Собрав всю свою волю в кулак, Миша заставила себя отбросить эти мысли и видения, крепко-крепко зажмурилась и начала думать о другом, вспоминать о самых счастливых своих днях, что приходилось ей переживать, о давно позабытых друзьях, вспоминать лица родителей. Так она и уснула.
Старик уже тоже давно спал, когда вдруг услыхал какой-то звук, который вырвал его из объятий сладкой дремы. Поглядел на часы, в слабом свете то появляющегося, то вновь скрывающегося за тучами месяца увидел он, что уже заполночь. Он хотел было вновь закрыть глаза, но звук повторился, став более отчетливым и ясным.
На улице было совсем тихо, не слышно было ни капель дождя, ни шума ветра. Обнаженные деревья замерли в своих стыдливых позах, распластав корявые ветви в стороны, воздух был свежий и чистый, в нем слышался запах сырой земли и прелых листьев. По небу едва-едва ползли низкие тучи, дождь закончился.

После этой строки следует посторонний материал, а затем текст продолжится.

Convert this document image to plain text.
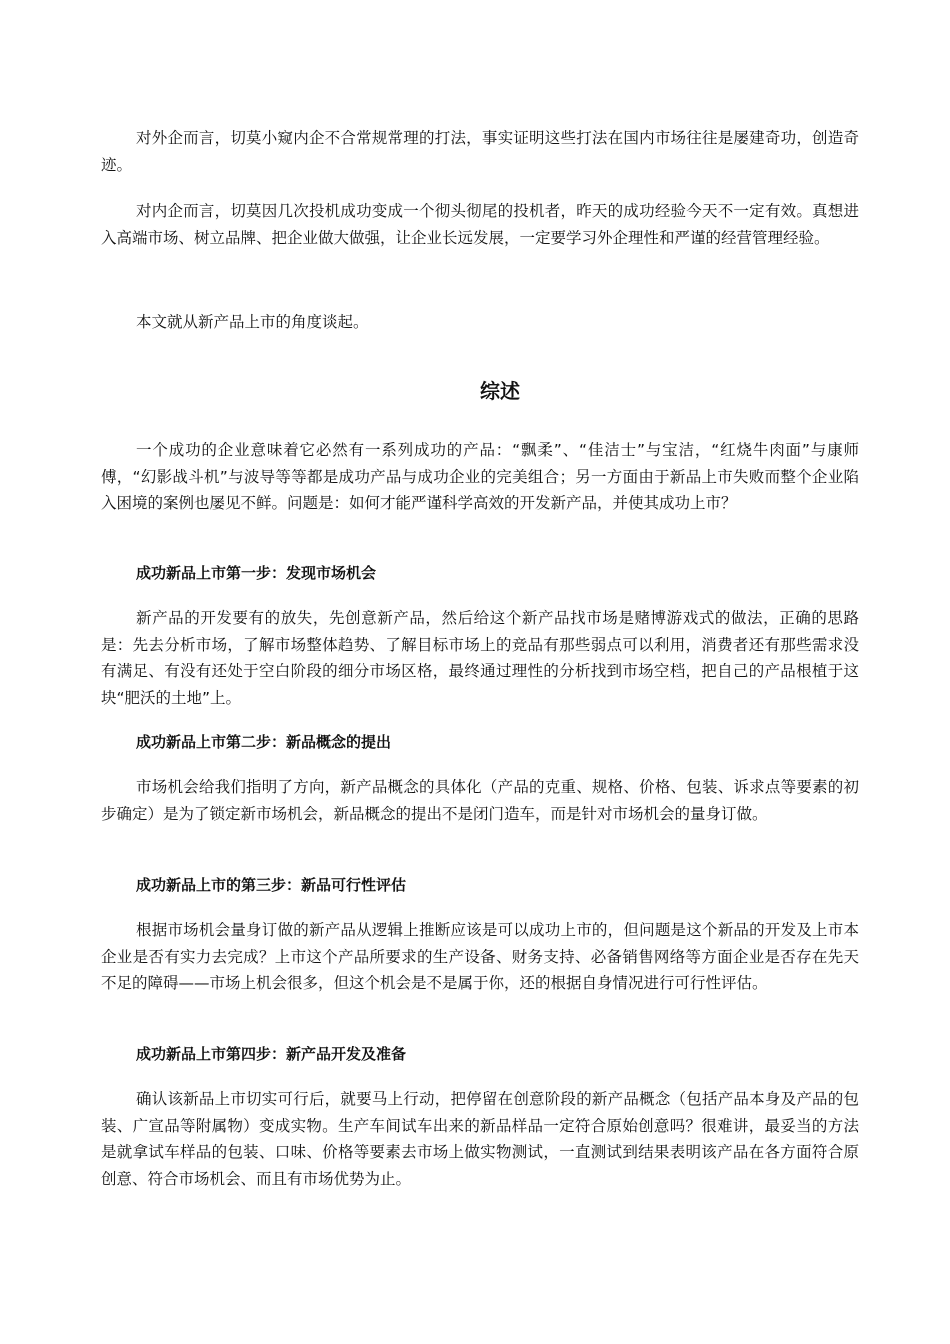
对外企而言，切莫小窥内企不合常规常理的打法，事实证明这些打法在国内市场往往是屡建奇功，创造奇迹。

对内企而言，切莫因几次投机成功变成一个彻头彻尾的投机者，昨天的成功经验今天不一定有效。真想进入高端市场、树立品牌、把企业做大做强，让企业长远发展，一定要学习外企理性和严谨的经营管理经验。

本文就从新产品上市的角度谈起。

综述

一个成功的企业意味着它必然有一系列成功的产品：“飘柔”、“佳洁士”与宝洁，“红烧牛肉面”与康师傅，“幻影战斗机”与波导等等都是成功产品与成功企业的完美组合；另一方面由于新品上市失败而整个企业陷入困境的案例也屡见不鲜。问题是：如何才能严谨科学高效的开发新产品，并使其成功上市？

成功新品上市第一步：发现市场机会

新产品的开发要有的放失，先创意新产品，然后给这个新产品找市场是赌博游戏式的做法，正确的思路是：先去分析市场，了解市场整体趋势、了解目标市场上的竞品有那些弱点可以利用，消费者还有那些需求没有满足、有没有还处于空白阶段的细分市场区格，最终通过理性的分析找到市场空档，把自己的产品根植于这块“肥沃的土地”上。

成功新品上市第二步：新品概念的提出

市场机会给我们指明了方向，新产品概念的具体化（产品的克重、规格、价格、包装、诉求点等要素的初步确定）是为了锁定新市场机会，新品概念的提出不是闭门造车，而是针对市场机会的量身订做。

成功新品上市的第三步：新品可行性评估

根据市场机会量身订做的新产品从逻辑上推断应该是可以成功上市的，但问题是这个新品的开发及上市本企业是否有实力去完成？上市这个产品所要求的生产设备、财务支持、必备销售网络等方面企业是否存在先天不足的障碍——市场上机会很多，但这个机会是不是属于你，还的根据自身情况进行可行性评估。

成功新品上市第四步：新产品开发及准备

确认该新品上市切实可行后，就要马上行动，把停留在创意阶段的新产品概念（包括产品本身及产品的包装、广宣品等附属物）变成实物。生产车间试车出来的新品样品一定符合原始创意吗？很难讲，最妥当的方法是就拿试车样品的包装、口味、价格等要素去市场上做实物测试，一直测试到结果表明该产品在各方面符合原创意、符合市场机会、而且有市场优势为止。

Захар повернулся на бок, поудобнее умостился в постели, укрылся до самой шеи. В комнате уже было прохладно, приближающаяся зима понемногу начинала диктовать свои законы. Через пару дней уже бы следовало натаскать дров из сарая, чтобы топить перед сном. По утрам из постели выползать и вовсе не хотелось, промозглый и серый мрак предрассветного времени наводил тоску. В комнате пахло сыростью и газетами, на тумбочке у кровати их громоздилась добрая стопка. Рядом же лежали очки старика, надевал он их только тогда, когда собирался почитать. В остальное время он их не носил, хотя и был уже изрядно подслеповат.
Когда звук повторился в третий раз, уже совсем близко, Захар успел снова заснуть. Не открывая глаз он с раздражением подумал: «Ты хоть там обсвистись, бесовское отродие, я не стану с кровати вставать. Проваливай ко всем чертям туда, откуда вылез».
Но затем его сердце замерло и будто бы куда-то провалилось – он мог поклясться, что за окном прозвучал тихий голосок его внучки. Неужто глупая девчонка ослушалась и вышла из дому, хотя он строго-настрого это запретил делать? Одурили нечистые мелкую девчонку, увели? Что, если и ее вот так он найдет утром – мертвую в балке, утопшую в этой мутной и грязной жиже?.. От этих мыслей Захара враз бросило в жар, он скинул с себя одеяло и вскочил с постели. Собирался уже было бежать к комнате Миши, чтоб проверить – на месте ли внучка?
И тут вновь звук повторился. Тихий, вкрадчивый, как ночной ветер в степи, что гуляет среди полей. В другую ночь Захар не разобрал бы в нем ничего, кроме скрежета ветвей или свиста сквозняка на крыше, но сейчас он точно слышал жалобный стон девочки. Позабыв обо всем на свете, старик повернул голову к окну и вгляделся в темноту, щуря подслеповатые глаза. И тут он увидел.
Темная, колышущаяся тень за окном, она висела там всего какую-то долю секунды, а может, и того меньше. Промелькнула мимо окна, застыв на самую малую толику мгновения, а потом так же внезапно скрылась за деревьями в саду. Но и этого оказалось достаточно, чтоб в двух горящих зеленых огоньках Захар успел разглядеть нечто. Застыв на месте, он еще долго глядел в пустоту перед собою, на темный сад и черно-серое небо над ним, не мог пошевелиться и сдвинуться, скованный своим страхом.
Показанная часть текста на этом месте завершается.